How do we respond to the challenges that Jesus Christ brings? What are we to do with Jesus when he says, “Oh by the way, the truth you’ve been seeking, the God you’ve been waiting for, is right here. Look no further!” Or when we hear him tell us we must eat his flesh and drink his blood? Or when he lays some other demand on our life that we feel is unreasonable? Shall we dismiss him as a dangerous megalomaniac, deeply out of touch with reality?  Or is he exactly who he says he is: the one God sent us, the one and only bread of life?

Our response to these challenges should be Peter’s: Lord, there is no one else in our “selfie” culture that we can turn to who will meet our deepest needs: forgiveness of sin and a life worth living, abundance now and never ending, real food for our hungering hearts, and real drink for our souls that thirst for a genuine and authentic identity.
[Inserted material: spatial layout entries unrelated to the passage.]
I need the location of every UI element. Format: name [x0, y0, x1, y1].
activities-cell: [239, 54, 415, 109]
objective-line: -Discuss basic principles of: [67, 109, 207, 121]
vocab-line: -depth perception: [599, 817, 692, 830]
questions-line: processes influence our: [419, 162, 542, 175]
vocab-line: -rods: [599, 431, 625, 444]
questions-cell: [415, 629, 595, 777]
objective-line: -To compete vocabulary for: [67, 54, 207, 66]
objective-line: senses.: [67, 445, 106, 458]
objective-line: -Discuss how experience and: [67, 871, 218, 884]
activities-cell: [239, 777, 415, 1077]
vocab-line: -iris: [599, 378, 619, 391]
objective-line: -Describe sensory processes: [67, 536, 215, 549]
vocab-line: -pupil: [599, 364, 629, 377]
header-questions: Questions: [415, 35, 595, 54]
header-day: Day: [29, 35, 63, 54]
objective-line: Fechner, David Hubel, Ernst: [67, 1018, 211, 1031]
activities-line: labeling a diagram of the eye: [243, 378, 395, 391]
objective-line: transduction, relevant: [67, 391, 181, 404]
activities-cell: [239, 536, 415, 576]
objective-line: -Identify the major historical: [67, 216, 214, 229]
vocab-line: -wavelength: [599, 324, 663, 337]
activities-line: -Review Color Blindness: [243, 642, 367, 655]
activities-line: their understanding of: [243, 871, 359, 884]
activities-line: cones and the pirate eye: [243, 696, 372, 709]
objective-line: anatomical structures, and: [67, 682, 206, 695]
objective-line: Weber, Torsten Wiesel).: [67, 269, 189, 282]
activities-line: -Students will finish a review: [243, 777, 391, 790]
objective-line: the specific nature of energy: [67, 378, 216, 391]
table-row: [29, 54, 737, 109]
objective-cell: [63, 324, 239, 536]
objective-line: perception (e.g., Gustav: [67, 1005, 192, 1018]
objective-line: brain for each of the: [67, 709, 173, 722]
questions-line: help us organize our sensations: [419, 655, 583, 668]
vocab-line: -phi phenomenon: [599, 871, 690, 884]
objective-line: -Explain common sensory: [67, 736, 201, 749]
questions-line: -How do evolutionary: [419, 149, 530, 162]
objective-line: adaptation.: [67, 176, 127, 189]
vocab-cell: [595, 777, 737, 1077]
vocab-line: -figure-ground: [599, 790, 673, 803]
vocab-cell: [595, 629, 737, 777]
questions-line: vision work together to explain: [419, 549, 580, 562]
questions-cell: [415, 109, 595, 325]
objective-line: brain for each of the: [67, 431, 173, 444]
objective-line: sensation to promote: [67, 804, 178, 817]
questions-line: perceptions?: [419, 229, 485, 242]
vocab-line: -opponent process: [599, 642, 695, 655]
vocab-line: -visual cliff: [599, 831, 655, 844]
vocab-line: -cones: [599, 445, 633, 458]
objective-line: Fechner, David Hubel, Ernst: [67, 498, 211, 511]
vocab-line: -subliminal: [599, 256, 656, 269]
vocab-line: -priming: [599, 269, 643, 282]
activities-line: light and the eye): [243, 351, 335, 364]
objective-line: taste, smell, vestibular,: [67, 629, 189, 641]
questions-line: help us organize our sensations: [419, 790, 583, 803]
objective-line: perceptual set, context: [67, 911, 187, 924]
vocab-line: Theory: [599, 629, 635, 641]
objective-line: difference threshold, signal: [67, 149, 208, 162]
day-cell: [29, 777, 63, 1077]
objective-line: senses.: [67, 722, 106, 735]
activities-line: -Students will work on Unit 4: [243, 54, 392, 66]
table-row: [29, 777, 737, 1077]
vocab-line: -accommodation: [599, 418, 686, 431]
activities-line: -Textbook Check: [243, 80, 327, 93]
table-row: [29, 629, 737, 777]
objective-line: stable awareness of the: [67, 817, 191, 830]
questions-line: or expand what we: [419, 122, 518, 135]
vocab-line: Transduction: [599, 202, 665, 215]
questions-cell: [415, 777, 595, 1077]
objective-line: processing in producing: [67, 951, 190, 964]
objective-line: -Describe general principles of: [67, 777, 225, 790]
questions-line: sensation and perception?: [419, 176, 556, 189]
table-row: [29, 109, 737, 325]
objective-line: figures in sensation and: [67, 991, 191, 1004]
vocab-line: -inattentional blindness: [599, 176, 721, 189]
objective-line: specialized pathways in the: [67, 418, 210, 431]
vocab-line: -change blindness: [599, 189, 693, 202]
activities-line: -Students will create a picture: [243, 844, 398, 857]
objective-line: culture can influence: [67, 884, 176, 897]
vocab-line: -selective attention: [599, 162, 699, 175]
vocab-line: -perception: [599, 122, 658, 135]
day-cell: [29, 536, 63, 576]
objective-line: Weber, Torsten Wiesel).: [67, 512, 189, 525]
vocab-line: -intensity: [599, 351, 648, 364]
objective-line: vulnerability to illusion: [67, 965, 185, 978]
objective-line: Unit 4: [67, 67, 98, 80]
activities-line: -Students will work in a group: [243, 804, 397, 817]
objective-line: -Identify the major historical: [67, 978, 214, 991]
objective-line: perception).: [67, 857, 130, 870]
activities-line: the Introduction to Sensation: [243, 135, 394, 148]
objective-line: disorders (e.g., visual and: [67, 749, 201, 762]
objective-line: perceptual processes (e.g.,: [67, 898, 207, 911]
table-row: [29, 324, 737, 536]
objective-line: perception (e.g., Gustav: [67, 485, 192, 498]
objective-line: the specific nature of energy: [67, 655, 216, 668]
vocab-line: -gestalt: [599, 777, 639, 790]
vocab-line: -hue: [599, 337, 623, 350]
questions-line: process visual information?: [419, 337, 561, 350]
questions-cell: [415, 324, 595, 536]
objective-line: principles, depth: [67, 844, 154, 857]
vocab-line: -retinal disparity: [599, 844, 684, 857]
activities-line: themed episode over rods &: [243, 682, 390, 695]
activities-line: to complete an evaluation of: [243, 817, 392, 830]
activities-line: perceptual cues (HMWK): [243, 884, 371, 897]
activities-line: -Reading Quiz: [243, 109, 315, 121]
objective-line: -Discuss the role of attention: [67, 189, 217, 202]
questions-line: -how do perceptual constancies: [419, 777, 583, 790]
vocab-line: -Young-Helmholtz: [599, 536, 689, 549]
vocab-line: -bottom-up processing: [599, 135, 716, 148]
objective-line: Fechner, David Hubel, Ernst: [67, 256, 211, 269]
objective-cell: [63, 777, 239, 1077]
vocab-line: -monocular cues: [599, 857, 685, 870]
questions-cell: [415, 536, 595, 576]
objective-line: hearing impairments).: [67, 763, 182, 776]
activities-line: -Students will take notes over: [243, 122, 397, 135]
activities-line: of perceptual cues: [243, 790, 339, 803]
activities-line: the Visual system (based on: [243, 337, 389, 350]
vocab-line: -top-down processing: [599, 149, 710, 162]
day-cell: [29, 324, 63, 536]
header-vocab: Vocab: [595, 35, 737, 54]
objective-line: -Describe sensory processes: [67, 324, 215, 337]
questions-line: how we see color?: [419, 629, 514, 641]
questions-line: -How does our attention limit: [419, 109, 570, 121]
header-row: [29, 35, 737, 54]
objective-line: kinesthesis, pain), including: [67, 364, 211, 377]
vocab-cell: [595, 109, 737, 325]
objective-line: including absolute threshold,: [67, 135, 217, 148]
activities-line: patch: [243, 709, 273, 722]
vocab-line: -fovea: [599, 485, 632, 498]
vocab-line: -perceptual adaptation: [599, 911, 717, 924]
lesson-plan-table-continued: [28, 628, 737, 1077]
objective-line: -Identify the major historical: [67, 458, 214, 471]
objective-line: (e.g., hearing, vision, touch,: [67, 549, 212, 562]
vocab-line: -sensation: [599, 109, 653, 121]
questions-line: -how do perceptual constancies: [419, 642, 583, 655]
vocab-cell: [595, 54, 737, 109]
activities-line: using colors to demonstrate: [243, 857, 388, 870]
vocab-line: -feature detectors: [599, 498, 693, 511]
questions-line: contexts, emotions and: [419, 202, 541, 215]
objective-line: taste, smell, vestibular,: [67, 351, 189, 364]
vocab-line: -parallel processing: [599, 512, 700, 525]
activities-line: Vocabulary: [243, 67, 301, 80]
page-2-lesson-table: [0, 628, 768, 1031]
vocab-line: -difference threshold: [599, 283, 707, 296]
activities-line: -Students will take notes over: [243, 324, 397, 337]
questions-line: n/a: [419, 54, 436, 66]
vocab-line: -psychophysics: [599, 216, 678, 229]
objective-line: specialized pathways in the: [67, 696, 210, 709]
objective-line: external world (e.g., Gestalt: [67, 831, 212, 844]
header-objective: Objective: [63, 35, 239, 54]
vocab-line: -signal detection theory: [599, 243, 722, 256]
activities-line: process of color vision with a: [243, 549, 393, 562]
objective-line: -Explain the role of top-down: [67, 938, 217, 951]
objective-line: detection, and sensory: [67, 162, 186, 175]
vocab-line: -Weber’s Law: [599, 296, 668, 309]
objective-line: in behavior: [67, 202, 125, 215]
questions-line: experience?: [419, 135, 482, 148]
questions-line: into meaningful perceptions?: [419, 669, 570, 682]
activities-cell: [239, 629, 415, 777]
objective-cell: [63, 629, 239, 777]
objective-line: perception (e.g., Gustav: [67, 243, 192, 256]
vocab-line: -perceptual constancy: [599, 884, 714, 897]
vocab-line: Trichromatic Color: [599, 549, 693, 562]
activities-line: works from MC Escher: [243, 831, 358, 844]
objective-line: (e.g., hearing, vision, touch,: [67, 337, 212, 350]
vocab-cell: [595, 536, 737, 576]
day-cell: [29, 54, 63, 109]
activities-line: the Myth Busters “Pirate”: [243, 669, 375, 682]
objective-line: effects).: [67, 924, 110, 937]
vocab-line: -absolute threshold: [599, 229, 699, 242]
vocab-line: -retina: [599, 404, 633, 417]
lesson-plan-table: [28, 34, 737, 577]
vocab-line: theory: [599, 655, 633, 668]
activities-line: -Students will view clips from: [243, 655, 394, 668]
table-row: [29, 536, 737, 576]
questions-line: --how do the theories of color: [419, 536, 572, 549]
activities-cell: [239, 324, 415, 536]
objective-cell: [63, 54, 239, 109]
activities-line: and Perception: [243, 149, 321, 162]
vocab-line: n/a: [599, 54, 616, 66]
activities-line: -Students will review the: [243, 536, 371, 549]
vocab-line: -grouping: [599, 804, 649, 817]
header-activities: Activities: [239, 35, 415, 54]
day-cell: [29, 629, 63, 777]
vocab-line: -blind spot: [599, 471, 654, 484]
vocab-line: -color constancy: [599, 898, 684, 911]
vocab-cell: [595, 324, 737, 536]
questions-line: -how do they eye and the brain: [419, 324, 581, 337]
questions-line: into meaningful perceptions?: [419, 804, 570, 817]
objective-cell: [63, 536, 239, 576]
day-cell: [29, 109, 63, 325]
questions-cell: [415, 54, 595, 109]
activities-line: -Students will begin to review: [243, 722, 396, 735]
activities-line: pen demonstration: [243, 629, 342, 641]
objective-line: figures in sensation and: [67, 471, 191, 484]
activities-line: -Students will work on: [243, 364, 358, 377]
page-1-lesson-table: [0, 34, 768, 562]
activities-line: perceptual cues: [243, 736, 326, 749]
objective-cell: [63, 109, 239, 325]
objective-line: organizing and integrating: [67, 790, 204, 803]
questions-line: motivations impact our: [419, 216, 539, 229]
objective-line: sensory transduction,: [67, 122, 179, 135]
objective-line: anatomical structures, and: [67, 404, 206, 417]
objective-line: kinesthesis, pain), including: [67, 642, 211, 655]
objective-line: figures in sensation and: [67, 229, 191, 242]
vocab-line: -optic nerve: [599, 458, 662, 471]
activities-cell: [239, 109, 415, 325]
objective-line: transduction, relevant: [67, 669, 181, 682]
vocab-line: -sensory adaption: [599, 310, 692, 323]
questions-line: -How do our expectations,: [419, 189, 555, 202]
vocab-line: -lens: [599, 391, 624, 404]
Lord, we will remain true to you and your word even when the rest of the world dismisses you and your word.  We will follow you when your truth and your ways are hard to understand and even harder to apply.  We will love our neighbors, share the Gospel, and pray for them even when they turn against us.  We will receive with joy those refugees of a secular and sexualizing culture that won’t keep its promise of fulfillment, the same joy with which you received us when we came to you as prodigal sons and daughters.  

We will follow YOU Jesus, because only you have the words of eternal life.